En utilisant cette technique, son inventeur, Shoukhrat Mitalipov, un chercheur à l'Université des sciences et de la santé de l'Oregon, a réussi à faire naître cinq singes en parfaite santé.

Chaque année, de 1000 à 4000 enfants qui naissent aux États-Unis développent une maladie mitochondriale, pour la plupart avant l'âge de 10 ans. Ce type de maladie empêche certaines cellules de convertir les nutriments alimentaires en énergie et entraîne des pathologies variées qui peuvent toucher le système nerveux central, provoquer la cécité ou causer des problèmes cardiaques.

Questions éthiques en vue

Malgré son énorme potentiel médical, la nouvelle technique de fécondation a déjà ses détracteurs.

Le Center for Genetics and Society, un organisme de Washington, a organisé une pétition contre son autorisation, estimant que la procédure « soulève de sérieuses questions de sûreté et d'éthique pour la société ».

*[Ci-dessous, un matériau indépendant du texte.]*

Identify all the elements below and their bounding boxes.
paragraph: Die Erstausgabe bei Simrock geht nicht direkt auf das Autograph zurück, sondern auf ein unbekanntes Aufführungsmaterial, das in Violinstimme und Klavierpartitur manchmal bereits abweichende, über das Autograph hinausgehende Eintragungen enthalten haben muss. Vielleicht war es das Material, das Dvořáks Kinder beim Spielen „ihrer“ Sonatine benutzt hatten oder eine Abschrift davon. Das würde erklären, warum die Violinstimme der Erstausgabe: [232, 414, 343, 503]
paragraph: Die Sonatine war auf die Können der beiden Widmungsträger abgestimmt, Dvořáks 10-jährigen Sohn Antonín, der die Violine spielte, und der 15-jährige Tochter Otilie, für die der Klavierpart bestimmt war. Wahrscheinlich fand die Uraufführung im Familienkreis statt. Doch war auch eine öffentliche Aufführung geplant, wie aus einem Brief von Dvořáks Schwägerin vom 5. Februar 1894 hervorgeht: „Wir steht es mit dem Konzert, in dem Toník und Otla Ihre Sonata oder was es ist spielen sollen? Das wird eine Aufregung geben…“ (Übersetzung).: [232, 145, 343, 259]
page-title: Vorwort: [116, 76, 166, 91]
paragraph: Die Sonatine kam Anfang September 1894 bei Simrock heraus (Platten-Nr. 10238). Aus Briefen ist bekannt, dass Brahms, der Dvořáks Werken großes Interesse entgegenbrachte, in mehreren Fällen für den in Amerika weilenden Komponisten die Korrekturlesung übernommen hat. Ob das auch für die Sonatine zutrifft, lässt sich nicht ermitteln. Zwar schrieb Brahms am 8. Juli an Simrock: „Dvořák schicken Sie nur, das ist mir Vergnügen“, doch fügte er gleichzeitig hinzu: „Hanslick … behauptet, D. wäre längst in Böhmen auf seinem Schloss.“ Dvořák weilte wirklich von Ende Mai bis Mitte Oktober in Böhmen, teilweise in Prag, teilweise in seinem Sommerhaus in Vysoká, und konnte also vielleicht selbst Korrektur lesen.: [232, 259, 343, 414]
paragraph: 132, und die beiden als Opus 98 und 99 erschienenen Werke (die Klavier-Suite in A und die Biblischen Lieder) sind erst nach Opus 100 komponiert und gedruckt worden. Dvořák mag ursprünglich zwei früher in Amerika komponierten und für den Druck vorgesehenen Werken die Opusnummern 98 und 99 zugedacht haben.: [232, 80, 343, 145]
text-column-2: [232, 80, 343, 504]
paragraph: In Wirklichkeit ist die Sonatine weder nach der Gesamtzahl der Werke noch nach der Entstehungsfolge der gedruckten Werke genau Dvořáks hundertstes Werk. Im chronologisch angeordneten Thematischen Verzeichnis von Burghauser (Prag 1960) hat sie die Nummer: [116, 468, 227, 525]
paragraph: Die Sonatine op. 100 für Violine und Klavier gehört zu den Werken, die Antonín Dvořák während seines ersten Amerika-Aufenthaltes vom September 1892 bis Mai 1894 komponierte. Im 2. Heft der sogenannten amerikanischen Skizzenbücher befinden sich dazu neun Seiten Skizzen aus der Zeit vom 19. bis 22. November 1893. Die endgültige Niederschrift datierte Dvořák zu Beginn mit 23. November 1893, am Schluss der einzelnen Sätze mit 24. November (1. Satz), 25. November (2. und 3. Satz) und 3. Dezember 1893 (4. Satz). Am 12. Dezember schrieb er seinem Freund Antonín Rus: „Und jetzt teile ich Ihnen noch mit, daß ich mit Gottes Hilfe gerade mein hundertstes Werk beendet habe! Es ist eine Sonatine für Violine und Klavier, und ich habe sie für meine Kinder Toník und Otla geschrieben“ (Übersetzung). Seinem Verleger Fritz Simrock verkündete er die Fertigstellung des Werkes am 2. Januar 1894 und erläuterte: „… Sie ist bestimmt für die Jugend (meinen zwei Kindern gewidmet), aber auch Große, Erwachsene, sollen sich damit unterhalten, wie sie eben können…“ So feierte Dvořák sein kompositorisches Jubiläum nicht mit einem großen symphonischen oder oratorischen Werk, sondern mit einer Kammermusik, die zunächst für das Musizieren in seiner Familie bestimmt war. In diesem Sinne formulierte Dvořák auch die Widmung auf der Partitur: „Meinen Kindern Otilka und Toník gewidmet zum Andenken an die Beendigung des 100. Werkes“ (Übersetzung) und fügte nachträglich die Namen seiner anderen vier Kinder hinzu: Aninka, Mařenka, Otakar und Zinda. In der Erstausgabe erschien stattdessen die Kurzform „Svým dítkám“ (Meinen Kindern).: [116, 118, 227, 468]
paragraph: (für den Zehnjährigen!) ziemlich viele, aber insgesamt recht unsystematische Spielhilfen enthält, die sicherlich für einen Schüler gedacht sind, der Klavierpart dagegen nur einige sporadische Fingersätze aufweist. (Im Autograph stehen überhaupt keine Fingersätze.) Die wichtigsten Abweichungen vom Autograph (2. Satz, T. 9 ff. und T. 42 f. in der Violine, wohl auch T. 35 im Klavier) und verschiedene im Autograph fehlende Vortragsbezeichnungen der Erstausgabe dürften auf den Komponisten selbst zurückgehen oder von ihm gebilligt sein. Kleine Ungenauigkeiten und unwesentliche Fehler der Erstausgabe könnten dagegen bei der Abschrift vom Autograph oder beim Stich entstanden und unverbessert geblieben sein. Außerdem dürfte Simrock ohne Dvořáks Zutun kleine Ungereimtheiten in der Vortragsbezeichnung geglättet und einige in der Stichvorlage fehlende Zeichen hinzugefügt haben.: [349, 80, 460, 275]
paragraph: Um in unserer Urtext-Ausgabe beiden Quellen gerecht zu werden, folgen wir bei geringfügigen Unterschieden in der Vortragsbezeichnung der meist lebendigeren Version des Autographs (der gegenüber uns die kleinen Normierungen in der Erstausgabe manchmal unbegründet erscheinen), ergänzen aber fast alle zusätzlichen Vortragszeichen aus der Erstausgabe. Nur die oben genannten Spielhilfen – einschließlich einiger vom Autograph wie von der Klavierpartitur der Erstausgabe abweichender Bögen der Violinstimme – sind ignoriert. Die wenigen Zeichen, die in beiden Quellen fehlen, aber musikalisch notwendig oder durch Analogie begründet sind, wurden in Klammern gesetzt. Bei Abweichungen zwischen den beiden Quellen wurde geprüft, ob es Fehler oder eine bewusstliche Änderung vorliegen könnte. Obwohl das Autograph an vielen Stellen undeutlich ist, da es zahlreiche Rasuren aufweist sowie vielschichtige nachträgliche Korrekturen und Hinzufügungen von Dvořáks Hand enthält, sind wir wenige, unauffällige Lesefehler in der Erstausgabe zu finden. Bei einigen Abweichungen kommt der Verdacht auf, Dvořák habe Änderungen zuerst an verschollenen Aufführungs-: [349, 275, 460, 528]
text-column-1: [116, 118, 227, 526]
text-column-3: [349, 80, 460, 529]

« Il s'agit d'une procédure biologiquement extrême qui pose un risque pour tout enfant conçu de cette manière et qui remet en question un consensus international de longue date contre la conception d'humains fabriqués génétiquement », a indiqué à ce sujet dans un communiqué Marcy Darnovsky, directrice de l'organisme.

« Cette technique comporte un nombre étendu de risques prévisibles et imprévisibles pour tout enfant né de cette manière, ainsi que pour les générations futures. Elle pourrait ouvrir la voie à d'autres manipulations génétiques des cellules germinales », poursuit-elle.

À la poursuite de l'ovule parfait

Des scientifiques américains ont déjà fait sur des humains des expériences réussies de fécondation in vitro combinant des matériaux génétiques provenant de trois personnes, mais selon une technique différente visant à traiter l'infertilité.

Près de 20 enfants ont été conçus de cette manière aux États-Unis.

Cette procédure a toutefois soulevé de nombreuses questions et a conduit la FDA à demander aux scientifiques de cesser d'y recourir chez les humains sans une autorisation spéciale préalable.